Matthew is the son of John Teutimez Jr., Elder of the Kizh-Gabrieleno Band of Mission Indians. Matthew is an enrolled member of the Gabrieleño Band of Mission Indians – Kizh Nation and has served as Tribal Biologist since 2010. Mr. Teutimez has been designated by his Tribe to possess and share Kizh-Gabrieleno cultural knowledge and practices taught to him by Chief Ernie P. Teutimez-Salas along with multiple family Elders of the Kizh-Gabrieleño Tribe. Mr. Teutimez received both his Bachelor of Science degree and his Master of Science degree in Biology from California State University, Long Beach and is the Tribe’s specialist in ethnobotanical and cultural uses of native plants and animals including the pre-historic distributions of natural resources throughout the ancestral territory of the Kizh-Gabrieleno Tribe. Mr. Teutimez is a Committee member on California’s Environmental Protection Agency’s Tribal Advisory Committee where he works with the State’s Environmental Boards, Departments, and Offices to support tribal involvement and environmental concerns and provides traditional ecological knowledge for State agencies to enhance their environmental policies to work towards restoring, preserving and protecting the natural environment for our future generations. The KizhGabrieleno Tribe is the only representative of a non-federally recognized Tribe on the EPA’s Tribal Advisory Council.

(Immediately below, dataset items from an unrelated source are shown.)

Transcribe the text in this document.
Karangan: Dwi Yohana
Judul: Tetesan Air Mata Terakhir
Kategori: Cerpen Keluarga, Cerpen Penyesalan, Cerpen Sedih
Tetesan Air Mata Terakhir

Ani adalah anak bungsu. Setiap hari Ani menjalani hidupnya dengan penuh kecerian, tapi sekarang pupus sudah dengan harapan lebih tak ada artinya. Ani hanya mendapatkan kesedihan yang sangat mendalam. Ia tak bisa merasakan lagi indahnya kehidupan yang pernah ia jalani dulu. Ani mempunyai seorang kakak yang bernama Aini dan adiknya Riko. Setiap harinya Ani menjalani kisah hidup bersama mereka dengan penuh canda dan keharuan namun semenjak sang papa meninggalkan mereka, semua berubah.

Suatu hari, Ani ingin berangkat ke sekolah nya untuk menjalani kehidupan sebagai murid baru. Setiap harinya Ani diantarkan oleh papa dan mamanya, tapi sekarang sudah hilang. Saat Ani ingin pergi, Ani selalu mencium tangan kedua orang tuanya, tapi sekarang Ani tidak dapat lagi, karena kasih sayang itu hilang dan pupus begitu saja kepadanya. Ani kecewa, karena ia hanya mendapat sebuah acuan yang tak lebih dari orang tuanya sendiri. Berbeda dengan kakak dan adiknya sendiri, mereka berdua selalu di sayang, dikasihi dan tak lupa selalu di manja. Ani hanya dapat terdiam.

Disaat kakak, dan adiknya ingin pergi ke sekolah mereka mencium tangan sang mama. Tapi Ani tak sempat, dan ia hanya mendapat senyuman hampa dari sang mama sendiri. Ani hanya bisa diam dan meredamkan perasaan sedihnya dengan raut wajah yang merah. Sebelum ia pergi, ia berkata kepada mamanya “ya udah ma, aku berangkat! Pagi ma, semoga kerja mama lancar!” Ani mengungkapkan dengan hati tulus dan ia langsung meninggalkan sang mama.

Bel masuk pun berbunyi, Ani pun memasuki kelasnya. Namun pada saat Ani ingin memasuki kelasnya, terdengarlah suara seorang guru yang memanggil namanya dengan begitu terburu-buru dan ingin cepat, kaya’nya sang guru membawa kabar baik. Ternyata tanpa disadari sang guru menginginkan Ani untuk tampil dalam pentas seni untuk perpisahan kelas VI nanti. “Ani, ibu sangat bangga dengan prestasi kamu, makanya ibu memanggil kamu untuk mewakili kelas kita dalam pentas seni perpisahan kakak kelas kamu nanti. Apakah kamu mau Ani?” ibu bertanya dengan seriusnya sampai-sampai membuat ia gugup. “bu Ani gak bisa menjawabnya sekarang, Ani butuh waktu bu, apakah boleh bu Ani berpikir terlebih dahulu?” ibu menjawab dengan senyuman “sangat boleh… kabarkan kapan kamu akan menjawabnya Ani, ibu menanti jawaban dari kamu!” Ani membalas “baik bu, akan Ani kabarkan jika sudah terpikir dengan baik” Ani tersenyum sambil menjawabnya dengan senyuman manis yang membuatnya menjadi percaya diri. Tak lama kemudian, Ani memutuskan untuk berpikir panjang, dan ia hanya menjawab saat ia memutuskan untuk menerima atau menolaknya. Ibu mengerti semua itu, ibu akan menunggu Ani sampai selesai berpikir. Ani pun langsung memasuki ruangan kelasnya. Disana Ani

For two decades, Professor Natale Zappia has directed, created, and participated in multiple projects related to food systems, urban farming, environmental sustainability, and food justice. Between 2008-10 he served as the Executive Director of the Garden School Foundation (GSF), a 501(c)(3) developing garden-based curricula for students of need in South Los Angeles. His position afforded several opportunities to develop strategic planning in consultation with the board of directors, write grants, build new programs, undertake fundraising initiatives, manage the organizational budget, oversee staff and volunteers, and examine the power of food to shape communities in Los Angeles through neighborhood assessments on garden-based programs. Between 2013-16, he also served on the Board of Directors for GSF, heading up the strategic planning committee.
More recently, Zappia has co-founded and launched Open Gärden (OG) a history app connecting urban garden spaces with historical environments in Los Angeles and around the world. OG’s is particularly focused on connecting urban gardeners in South Los Angeles through peer-to-peer digital networks. As the Director for the IS at CSUN, Zappia is involved in numerous campus-wide, regional, and national sustainability projects, including overseeing climate and CO2 reduction initiatives. At Whittier College, Zappia co-directed (2011-2019) the Sustainable Urban Farm Lab (SUrF), where he taught and coordinated programming related to permaculture, environmental history and studies, and the humanities. SUrF is a 1/8-acre micro farm with a small orchard managed by faculty and students.